The campaign against the amendment, Missouri Stands with Women, pledged Tuesday to continue fighting it.

“Life supporters will not sit back and watch as Big Abortion works to dismantle all the health and safety protections put in place to protect women and babies,” Missouri Stands with Women spokesperson Stephanie Bell said in a statement.

Voters in eight other states decided Tuesday whether to add the right to abortion to their state constitutions.

The Missouri measure allows the state legislature to enact restrictions or bans on abortion after viability — a sticking point for some abortion-rights supporters. The term “viability” is used by health care providers to describe whether a pregnancy is expected to continue developing normally or whether a fetus might survive outside the uterus. Though there’s no defined time frame, doctors say it is sometime after the 21st week of pregnancy.

Advocates had worried that failing to include such limits would sink their chances of passing abortion protections. But others cautioned against giving the state’s Republican-controlled Legislature the power to enact regulations that could effectively end access to the measure.
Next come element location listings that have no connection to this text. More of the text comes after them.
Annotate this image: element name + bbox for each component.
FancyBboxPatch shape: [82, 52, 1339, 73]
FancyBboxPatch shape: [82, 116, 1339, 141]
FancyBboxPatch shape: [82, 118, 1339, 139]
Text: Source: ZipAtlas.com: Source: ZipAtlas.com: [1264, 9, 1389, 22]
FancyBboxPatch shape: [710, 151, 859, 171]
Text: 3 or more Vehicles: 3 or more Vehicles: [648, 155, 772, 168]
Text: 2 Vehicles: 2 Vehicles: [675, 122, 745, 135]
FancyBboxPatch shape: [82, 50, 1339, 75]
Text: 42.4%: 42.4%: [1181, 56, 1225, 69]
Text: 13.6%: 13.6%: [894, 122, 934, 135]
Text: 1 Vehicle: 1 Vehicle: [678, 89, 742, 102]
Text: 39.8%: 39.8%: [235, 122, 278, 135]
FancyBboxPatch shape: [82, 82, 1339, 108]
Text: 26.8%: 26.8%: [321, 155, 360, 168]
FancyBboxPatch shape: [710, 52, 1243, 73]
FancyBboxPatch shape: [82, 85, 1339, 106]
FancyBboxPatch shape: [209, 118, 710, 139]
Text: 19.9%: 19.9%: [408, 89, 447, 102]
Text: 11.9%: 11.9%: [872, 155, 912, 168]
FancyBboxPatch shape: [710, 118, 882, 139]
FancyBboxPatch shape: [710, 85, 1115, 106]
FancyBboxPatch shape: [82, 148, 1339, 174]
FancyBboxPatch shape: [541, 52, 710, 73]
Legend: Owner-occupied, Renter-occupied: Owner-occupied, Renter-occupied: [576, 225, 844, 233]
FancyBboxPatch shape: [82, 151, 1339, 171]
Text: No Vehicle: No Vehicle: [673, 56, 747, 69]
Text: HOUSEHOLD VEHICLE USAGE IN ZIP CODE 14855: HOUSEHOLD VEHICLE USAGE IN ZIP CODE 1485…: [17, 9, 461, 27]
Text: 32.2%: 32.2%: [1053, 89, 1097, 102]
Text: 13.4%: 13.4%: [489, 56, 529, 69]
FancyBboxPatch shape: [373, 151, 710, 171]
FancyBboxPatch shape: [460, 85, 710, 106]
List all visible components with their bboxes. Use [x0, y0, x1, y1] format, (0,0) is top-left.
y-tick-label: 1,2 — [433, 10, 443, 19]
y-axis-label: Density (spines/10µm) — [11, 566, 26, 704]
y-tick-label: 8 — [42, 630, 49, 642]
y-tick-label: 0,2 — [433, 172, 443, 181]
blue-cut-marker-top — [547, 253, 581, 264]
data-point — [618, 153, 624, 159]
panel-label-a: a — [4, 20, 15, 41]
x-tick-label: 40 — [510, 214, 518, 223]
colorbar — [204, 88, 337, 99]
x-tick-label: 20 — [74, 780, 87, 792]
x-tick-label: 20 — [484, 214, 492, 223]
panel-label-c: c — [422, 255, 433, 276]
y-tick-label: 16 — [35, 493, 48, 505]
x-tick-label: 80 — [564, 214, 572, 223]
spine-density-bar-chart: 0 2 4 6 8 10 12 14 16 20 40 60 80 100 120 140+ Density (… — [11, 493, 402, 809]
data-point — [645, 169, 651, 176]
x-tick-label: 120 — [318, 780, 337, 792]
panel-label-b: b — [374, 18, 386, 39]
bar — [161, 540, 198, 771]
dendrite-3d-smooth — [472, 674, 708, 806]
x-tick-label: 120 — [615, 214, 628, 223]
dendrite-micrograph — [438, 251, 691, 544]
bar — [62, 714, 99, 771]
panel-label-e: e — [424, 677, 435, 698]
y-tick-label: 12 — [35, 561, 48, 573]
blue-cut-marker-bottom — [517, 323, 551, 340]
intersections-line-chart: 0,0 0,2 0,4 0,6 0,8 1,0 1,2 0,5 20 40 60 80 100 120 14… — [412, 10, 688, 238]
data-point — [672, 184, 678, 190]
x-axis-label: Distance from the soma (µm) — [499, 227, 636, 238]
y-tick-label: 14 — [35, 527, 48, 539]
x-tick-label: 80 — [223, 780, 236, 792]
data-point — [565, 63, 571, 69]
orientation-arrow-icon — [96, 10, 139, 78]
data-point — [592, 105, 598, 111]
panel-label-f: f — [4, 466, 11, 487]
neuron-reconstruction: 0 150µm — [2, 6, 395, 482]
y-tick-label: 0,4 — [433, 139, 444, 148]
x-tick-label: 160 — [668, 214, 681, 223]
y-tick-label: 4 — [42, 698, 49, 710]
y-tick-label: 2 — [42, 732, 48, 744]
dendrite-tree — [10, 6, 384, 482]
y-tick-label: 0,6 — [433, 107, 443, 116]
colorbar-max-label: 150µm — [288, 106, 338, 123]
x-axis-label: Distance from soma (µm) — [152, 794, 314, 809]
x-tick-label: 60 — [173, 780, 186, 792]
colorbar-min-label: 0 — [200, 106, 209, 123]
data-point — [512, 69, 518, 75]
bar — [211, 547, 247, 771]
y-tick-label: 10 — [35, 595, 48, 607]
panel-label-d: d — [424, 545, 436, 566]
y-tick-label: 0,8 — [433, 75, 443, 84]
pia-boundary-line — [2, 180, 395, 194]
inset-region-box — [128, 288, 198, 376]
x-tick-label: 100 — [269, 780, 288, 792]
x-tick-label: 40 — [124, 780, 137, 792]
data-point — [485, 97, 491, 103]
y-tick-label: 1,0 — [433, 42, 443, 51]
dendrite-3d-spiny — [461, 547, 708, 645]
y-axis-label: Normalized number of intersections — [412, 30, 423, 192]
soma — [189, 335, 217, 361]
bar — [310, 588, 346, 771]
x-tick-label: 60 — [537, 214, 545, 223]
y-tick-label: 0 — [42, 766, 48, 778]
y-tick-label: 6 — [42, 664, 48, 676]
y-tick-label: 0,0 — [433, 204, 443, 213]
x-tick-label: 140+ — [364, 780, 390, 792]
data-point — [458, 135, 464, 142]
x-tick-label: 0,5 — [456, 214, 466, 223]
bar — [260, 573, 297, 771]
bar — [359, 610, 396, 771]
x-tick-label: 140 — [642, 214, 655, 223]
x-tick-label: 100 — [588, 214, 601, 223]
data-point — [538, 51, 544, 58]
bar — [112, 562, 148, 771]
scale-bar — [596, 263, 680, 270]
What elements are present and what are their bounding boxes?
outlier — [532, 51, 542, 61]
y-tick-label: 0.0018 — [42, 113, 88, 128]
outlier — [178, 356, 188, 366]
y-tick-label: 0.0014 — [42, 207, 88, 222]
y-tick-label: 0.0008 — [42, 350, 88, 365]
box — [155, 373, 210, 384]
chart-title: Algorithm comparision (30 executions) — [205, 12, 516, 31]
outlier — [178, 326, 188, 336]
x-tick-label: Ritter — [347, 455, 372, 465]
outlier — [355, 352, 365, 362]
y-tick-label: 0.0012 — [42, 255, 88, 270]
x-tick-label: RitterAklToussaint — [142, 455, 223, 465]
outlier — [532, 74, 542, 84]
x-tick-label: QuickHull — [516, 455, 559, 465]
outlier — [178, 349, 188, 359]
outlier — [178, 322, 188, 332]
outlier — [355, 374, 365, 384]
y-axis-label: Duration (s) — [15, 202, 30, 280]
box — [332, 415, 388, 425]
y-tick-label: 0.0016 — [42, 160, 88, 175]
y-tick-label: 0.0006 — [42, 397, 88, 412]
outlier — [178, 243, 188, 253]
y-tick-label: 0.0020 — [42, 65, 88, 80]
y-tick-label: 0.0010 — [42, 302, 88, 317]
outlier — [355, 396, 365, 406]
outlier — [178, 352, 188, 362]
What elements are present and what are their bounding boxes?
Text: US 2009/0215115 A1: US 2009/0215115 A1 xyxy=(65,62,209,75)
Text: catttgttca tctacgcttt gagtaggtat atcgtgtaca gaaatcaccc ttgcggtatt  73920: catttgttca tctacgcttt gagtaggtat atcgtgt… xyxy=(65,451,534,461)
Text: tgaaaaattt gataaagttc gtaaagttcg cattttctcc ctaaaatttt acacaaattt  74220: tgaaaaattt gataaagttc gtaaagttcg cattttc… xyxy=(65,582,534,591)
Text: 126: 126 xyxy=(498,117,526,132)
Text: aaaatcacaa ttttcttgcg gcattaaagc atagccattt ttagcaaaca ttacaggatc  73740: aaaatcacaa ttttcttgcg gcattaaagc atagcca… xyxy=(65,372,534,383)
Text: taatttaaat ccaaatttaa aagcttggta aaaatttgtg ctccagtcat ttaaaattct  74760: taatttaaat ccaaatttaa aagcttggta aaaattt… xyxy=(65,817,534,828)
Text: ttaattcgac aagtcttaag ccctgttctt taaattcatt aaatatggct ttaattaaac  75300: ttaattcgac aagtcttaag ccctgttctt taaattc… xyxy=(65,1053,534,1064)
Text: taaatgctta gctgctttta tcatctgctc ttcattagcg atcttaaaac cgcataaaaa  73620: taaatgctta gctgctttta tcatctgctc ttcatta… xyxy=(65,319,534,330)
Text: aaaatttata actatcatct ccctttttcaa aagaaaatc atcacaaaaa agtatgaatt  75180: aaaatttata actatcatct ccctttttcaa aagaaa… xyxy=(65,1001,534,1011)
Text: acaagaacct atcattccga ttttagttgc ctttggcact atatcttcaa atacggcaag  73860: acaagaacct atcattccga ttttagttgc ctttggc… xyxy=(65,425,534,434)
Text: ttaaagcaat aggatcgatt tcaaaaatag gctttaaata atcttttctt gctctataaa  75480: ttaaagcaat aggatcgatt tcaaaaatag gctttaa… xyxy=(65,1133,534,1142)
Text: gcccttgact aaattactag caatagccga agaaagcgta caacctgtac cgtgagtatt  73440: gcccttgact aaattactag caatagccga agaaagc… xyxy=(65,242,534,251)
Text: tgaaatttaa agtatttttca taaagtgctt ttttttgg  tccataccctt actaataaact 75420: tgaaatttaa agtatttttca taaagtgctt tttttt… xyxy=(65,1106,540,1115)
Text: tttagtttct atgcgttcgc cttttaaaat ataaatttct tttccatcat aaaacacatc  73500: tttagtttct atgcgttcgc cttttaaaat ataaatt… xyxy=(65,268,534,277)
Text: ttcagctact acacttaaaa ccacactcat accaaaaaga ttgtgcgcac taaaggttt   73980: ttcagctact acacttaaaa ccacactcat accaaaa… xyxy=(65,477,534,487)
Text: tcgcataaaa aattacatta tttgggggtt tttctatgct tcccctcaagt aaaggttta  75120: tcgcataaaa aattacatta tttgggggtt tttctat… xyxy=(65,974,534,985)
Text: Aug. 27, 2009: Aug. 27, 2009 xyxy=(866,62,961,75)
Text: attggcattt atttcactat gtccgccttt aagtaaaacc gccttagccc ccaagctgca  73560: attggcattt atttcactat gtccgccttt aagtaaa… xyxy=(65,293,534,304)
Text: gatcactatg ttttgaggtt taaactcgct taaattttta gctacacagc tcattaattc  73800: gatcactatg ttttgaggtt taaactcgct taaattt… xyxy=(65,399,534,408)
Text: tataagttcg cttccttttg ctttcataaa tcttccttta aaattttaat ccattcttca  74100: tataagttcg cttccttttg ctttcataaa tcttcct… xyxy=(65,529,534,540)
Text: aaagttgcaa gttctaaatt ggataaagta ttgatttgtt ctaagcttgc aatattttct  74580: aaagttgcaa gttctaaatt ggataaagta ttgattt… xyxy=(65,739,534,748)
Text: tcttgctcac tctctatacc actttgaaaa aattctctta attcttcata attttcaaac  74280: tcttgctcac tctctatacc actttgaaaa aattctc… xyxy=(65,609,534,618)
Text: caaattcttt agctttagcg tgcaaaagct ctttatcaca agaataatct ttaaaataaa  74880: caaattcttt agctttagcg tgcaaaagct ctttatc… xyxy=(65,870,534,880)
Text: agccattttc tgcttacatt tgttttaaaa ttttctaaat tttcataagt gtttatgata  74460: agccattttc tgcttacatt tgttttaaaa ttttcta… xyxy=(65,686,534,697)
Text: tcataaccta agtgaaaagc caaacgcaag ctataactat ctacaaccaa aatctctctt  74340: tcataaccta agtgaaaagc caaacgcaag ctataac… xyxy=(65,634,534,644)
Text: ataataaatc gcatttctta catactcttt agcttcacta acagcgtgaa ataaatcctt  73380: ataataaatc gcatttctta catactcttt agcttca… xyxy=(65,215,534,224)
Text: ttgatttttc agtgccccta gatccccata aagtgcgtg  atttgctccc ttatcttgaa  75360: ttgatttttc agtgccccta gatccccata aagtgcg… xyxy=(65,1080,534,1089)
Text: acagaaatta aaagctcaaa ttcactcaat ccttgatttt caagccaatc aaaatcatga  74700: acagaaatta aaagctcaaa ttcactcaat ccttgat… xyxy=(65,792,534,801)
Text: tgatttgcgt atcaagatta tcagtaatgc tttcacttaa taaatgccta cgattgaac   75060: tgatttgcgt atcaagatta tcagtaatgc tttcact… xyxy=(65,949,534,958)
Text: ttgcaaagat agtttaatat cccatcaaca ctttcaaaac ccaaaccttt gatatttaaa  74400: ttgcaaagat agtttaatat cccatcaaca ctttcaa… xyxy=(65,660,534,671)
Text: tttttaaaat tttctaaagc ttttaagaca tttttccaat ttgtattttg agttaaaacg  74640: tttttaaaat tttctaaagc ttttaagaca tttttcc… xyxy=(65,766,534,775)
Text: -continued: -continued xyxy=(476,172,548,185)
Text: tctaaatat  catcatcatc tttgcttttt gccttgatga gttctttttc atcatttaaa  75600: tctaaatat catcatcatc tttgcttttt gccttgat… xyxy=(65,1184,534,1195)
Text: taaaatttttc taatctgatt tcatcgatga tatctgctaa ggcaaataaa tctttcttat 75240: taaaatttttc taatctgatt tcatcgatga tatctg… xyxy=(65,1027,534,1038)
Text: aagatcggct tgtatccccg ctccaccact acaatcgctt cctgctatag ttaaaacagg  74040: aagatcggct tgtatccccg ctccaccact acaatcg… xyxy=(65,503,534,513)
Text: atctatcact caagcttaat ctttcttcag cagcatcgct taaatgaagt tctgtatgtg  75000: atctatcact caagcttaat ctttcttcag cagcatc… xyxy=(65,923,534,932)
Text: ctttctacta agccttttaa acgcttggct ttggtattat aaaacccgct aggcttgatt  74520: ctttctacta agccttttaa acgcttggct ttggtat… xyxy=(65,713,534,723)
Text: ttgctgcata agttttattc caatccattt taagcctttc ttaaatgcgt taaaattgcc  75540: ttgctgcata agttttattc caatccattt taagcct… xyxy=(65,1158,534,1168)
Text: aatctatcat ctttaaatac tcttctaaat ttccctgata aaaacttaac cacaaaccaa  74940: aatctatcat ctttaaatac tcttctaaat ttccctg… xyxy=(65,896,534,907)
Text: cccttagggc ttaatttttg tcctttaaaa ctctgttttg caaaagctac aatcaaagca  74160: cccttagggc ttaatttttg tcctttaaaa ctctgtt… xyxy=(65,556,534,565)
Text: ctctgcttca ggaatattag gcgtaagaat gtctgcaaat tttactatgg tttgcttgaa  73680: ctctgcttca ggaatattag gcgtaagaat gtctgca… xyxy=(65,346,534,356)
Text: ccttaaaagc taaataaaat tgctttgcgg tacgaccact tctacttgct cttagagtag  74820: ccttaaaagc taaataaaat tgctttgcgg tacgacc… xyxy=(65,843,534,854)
The campaign ultimately made room for restrictions on late-term abortions in the Missouri Amendment.

Just getting on Missouri’s ballot was an uphill battle. The Republican attorney general and auditor fought publicly over the estimated cost of the amendment.

Attorney General Andrew Bailey argued the amendment would cost $51 billion in lost tax revenue because allowing abortions could mean fewer residents. The auditor and judges disagreed, instead setting the cost estimate closer to $51,000.

And a Missouri appeals court last year ruled against Republican Secretary of State Jay Ashcroft’s summaries of the ballot measures, which described proposed amendments as allowing “dangerous and unregulated abortions until live birth.” Judges ruled Ashcroft’s language was politically partisan.

Republicans nationwide have been trying for years to raise the bar for voter-referred constitutional amendments to be put on the ballot, as well as raise the threshold for those amendments to be enacted.

GOP infighting and a record-breaking, 50-hour Democratic filibuster in May killed the latest Republican push to make amending Missouri’s constitution harder, an effort that in part had been aimed at thwarting an upcoming ballot measure on abortion rights.

Missouri requires a simple majority to pass constitutional amendments.

The latest challenge to the amendment was raised by abortion opponents and Republican state lawmakers who argued that voters were not informed about the list of abortion laws it could repeal. The Missouri Supreme Court disagreed, requiring Ashcroft to place the measure on the ballot.

Missouri voters also approved measures to prohibit ranked-choice voting and to raise the minimum wage gradually from $13.75 to $15 an hour and require paid sick leave. They rejected a measure that would have allowed a casino at the Lake of the Ozarks.